Gegen den ihren Prozessbevollmächtigten am 2.3.2004 zugestellten Kostenfestsetzungsbeschluss vom 26.2.2004 hat die Beklagte mit Schriftsatz ihrer Prozessbevollmächtigten vom 8.3.2004, eingegangen beim LG Aschaffenburg am selben Tage, Erinnerung eingelegt. Die Beklagte wendet sich gegen die fiktiven Fahrtkosten in der festgesetzten Höhe. Sie ist der Ansicht, die Prozessbevollmächtigten der Klägerin hätten für die Wahrnehmung der Gerichtstermine die Rechtsanwälte im Büro Frankfurt am Main der überörtlichen Sozietät beauftragen müssen, da dann statt der geltend gemachten Kosten der Unterbevollmächtigten lediglich zweimal Fahrtkosten sowie Abwesenheitsgelder ausgehend von Frankfurt am Main angefallen wären. Wegen der weiteren Einzelheiten wird auf die Schriftsätze der Prozessbevollmächtigten der Beklagten vom 8.3.2004 (Bl. 84, 85 d.A.) und vom 7.6.2004 (Bl. 88, 89 d.A.) Bezug genommen.
Mit Beschluss vom 2.6.2004, auf dessen Inhalt ebenfalls Bezug genommen wird, hat das LG Aschaffenburg der sofortigen Beschwerde nicht abgeholfen und die Akten dem OLG Bamberg zur Entscheidung vorgelegt.
II. 1. Die sofortige Beschwerde ist gem. § 11 Abs. 1 RPflG i.V.m. §§ 104 Abs. 3 S. 1, 567 ff. ZPO zulässig. Die Falschbezeichnung des Rechtsmittels als Erinnerung ist dabei unschädlich.

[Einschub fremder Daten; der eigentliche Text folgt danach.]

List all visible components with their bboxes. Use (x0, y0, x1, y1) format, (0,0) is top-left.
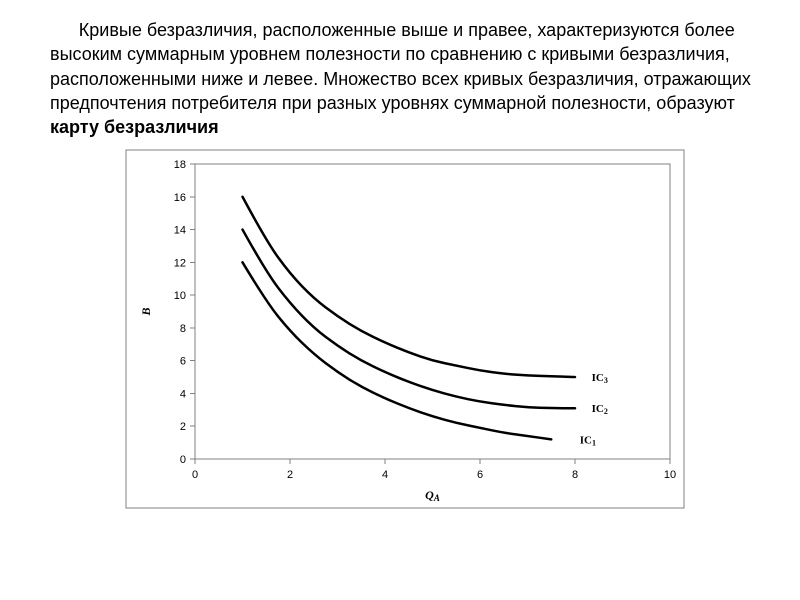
x-tick-label: 6 (477, 469, 483, 481)
x-tick-label: 8 (572, 469, 578, 481)
y-tick-label: 2 (180, 422, 186, 434)
y-tick-label: 10 (174, 291, 186, 303)
y-axis-label: B (139, 308, 153, 317)
y-tick-label: 16 (174, 192, 186, 204)
chart-svg: 0 2 4 6 8 10 12 14 16 18 0 2 4 6 8 10 B QA IC1 IC2 IC3 (125, 149, 685, 509)
indifference-chart: 0 2 4 6 8 10 12 14 16 18 0 2 4 6 8 10 B QA IC1 IC2 IC3 (125, 149, 685, 509)
y-tick-label: 18 (174, 159, 186, 171)
x-tick-label: 0 (192, 469, 198, 481)
curve-ic3 (243, 197, 576, 377)
y-tick-label: 12 (174, 258, 186, 270)
series-label-ic3: IC3 (592, 373, 608, 386)
x-axis-label: QA (425, 488, 440, 503)
series-label-ic2: IC2 (592, 404, 608, 417)
y-tick-label: 6 (180, 356, 186, 368)
y-tick-label: 4 (180, 389, 186, 401)
curve-ic2 (243, 230, 576, 409)
page-root: Кривые безразличия, расположенные выше и… (0, 0, 800, 600)
y-tick-label: 0 (180, 454, 186, 466)
chart-outer-border (126, 150, 684, 508)
x-tick-label: 2 (287, 469, 293, 481)
description-paragraph: Кривые безразличия, расположенные выше и… (50, 18, 760, 139)
curve-ic1 (243, 263, 552, 440)
paragraph-text: Кривые безразличия, расположенные выше и… (50, 20, 751, 113)
x-tick-label: 4 (382, 469, 388, 481)
series-label-ic1: IC1 (580, 435, 596, 448)
y-tick-label: 14 (174, 225, 186, 237)
y-tick-label: 8 (180, 323, 186, 335)
paragraph-bold: карту безразличия (50, 117, 219, 137)
x-tick-label: 10 (664, 469, 676, 481)
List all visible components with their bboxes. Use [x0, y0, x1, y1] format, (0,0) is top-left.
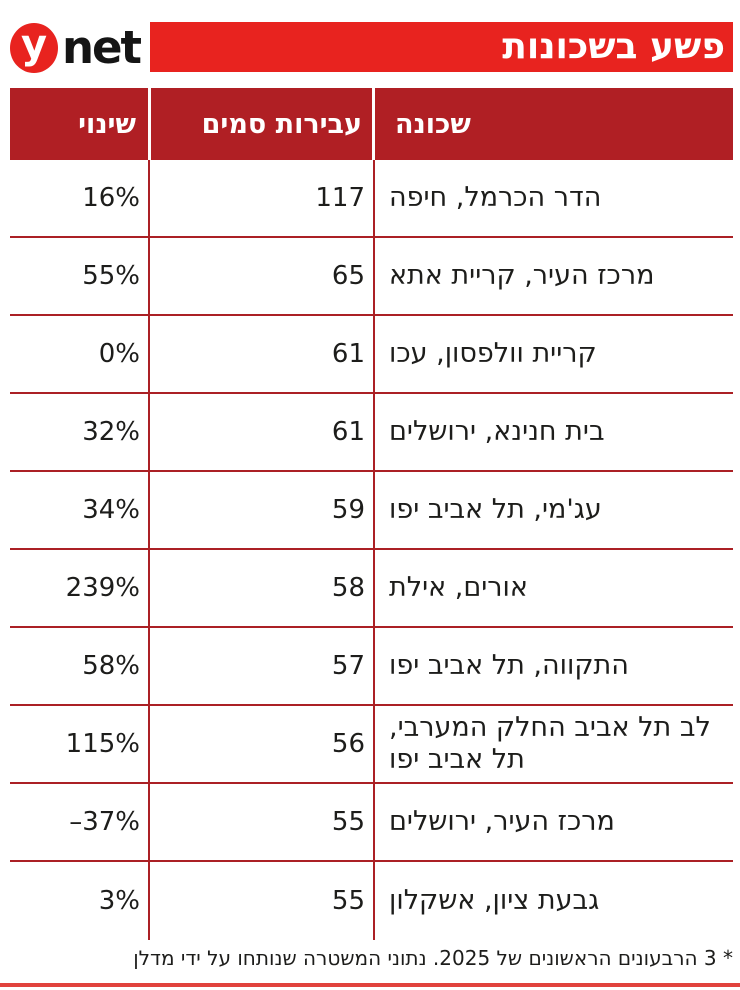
table-row: התקווה, תל אביב יפו 57 58% [10, 628, 733, 706]
cell-drug-offenses: 65 [148, 238, 375, 314]
cell-neighborhood: מרכז העיר, ירושלים [389, 805, 615, 837]
cell-drug-offenses: 58 [148, 550, 375, 626]
ynet-logo-circle-icon: y [10, 23, 58, 73]
cell-neighborhood: מרכז העיר, קריית אתא [389, 259, 655, 291]
cell-drug-offenses: 59 [148, 472, 375, 548]
cell-change: 55% [82, 261, 140, 291]
cell-neighborhood: בית חנינא, ירושלים [389, 415, 605, 447]
ynet-logo-net: net [62, 21, 142, 74]
cell-drug-offenses: 61 [148, 394, 375, 470]
table-row: הדר הכרמל, חיפה 117 16% [10, 160, 733, 238]
crime-table: שכונה עבירות סמים שינוי הדר הכרמל, חיפה … [10, 88, 733, 940]
cell-neighborhood: אורים, אילת [389, 571, 528, 603]
cell-neighborhood: התקווה, תל אביב יפו [389, 649, 629, 681]
cell-neighborhood: גבעת ציון, אשקלון [389, 884, 600, 916]
cell-change: 58% [82, 651, 140, 681]
cell-drug-offenses: 55 [148, 862, 375, 940]
table-header-row: שכונה עבירות סמים שינוי [10, 88, 733, 160]
ynet-logo: y net [10, 21, 142, 74]
table-row: גבעת ציון, אשקלון 55 3% [10, 862, 733, 940]
header-cell-drug-offenses: עבירות סמים [148, 88, 375, 160]
title-banner: פשע בשכונות [150, 22, 733, 72]
cell-neighborhood: לב תל אביב החלק המערבי, תל אביב יפו [389, 711, 711, 775]
cell-drug-offenses: 55 [148, 784, 375, 860]
footnote: * 3 הרבעונים הראשונים של 2025. נתוני המש… [133, 946, 733, 970]
cell-change: 34% [82, 495, 140, 525]
cell-change: 3% [98, 886, 140, 916]
cell-change: 239% [65, 573, 140, 603]
bottom-divider [0, 983, 740, 987]
cell-drug-offenses: 57 [148, 628, 375, 704]
cell-neighborhood: קריית וולפסון, עכו [389, 337, 597, 369]
table-row: קריית וולפסון, עכו 61 0% [10, 316, 733, 394]
table-row: מרכז העיר, קריית אתא 65 55% [10, 238, 733, 316]
page-title: פשע בשכונות [502, 26, 725, 67]
cell-change: 0% [98, 339, 140, 369]
cell-neighborhood: עג'מי, תל אביב יפו [389, 493, 602, 525]
cell-change: 16% [82, 183, 140, 213]
cell-drug-offenses: 56 [148, 706, 375, 782]
table-row: עג'מי, תל אביב יפו 59 34% [10, 472, 733, 550]
cell-drug-offenses: 61 [148, 316, 375, 392]
cell-change: 32% [82, 417, 140, 447]
cell-drug-offenses: 117 [148, 160, 375, 236]
ynet-logo-y: y [20, 22, 48, 68]
table-row: בית חנינא, ירושלים 61 32% [10, 394, 733, 472]
cell-neighborhood: הדר הכרמל, חיפה [389, 181, 602, 213]
table-body: הדר הכרמל, חיפה 117 16% מרכז העיר, קריית… [10, 160, 733, 940]
table-row: אורים, אילת 58 239% [10, 550, 733, 628]
table-row: מרכז העיר, ירושלים 55 –37% [10, 784, 733, 862]
cell-change: 115% [65, 729, 140, 759]
table-row: לב תל אביב החלק המערבי, תל אביב יפו 56 1… [10, 706, 733, 784]
header-cell-neighborhood: שכונה [375, 88, 733, 160]
header-cell-change: שינוי [10, 88, 148, 160]
cell-change: –37% [69, 807, 140, 837]
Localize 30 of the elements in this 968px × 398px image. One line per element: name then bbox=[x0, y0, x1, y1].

2. Die sofortige Beschwerde ist auch in vollem Umfang begründet.
a) Die von der Klägerin geltend gemachten Mehrkosten für die Beauftragung eines Unterbevollmächtigten am Gerichtsort Aschaffenburg sind lediglich i.H.v. 75,36 Euro erstattungsfähig, da es sich nur insoweit um zur zweckentsprechenden Rechtsverfolgung notwendige Kosten i.S.v. § 91 Abs. 2 S. 1, Halbs. 2 ZPO handelt.